1.2. Working Capital Facilities
In respect of working capital facilities sanctioned in the form of cash credit/overdraft (‚CC/OD‛), lending institutions are permitted to defer the recovery of interest applied in respect of all such facilities during the period from March 1, 2020, up to May 31, 2020 (‚deferment‛). The accumulated accrued interest shall be recovered immediately after the completion of this period.
The banks have been permitted to defer the recovery of interest applied on working capital finance facilities during the period March 01, 2020 up to May 31,Thus, the interest debited to the account during the period March 01, 2020, up to May 31, 2020, would be considered as ‘not due’ till May 31, 2020. Hence, while applying the yardsticks of ‘out of order’ status for such accounts, the interest component would be required to be excluded during the period March 01, 2020, to May 31, 2020. However, the said interest which is considered as ‘not
due’ during such period, would be required to be considered as due on June 01, 2020.

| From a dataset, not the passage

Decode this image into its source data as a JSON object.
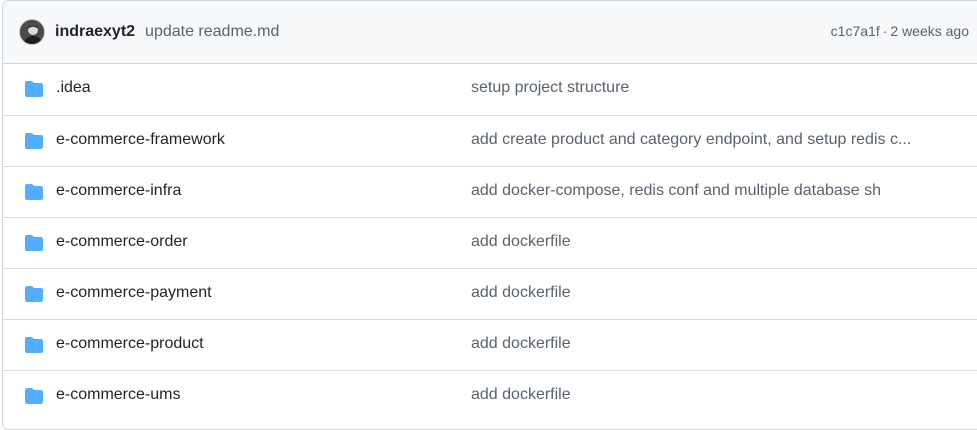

As regards the applicability of IRAC norms, the relief in the form of deferment of interest during the said period will have limited impact to the extent of following while applying three yardsticks of ‘out of order’ status of an account, viz., if the outstanding balance remains continuously in excess of the sanctioned limit/drawing power for 90 days, or in cases where the outstanding balance in the principal operating account is less than the sanctioned limit / drawing power, but there are no credits continuously for 90 days as on the date of Balance Sheet or credits are not enough to cover the interest debited during the same period.
1.3. Other facilities like LCBD, Bill Discounting, etc.
The captioned RBI circular does not grant any relief to other facilities like LCBD and Bill Discounting as both are neither in the form of Term Loan nor in the form of Cash Credit / Overdraft facilities.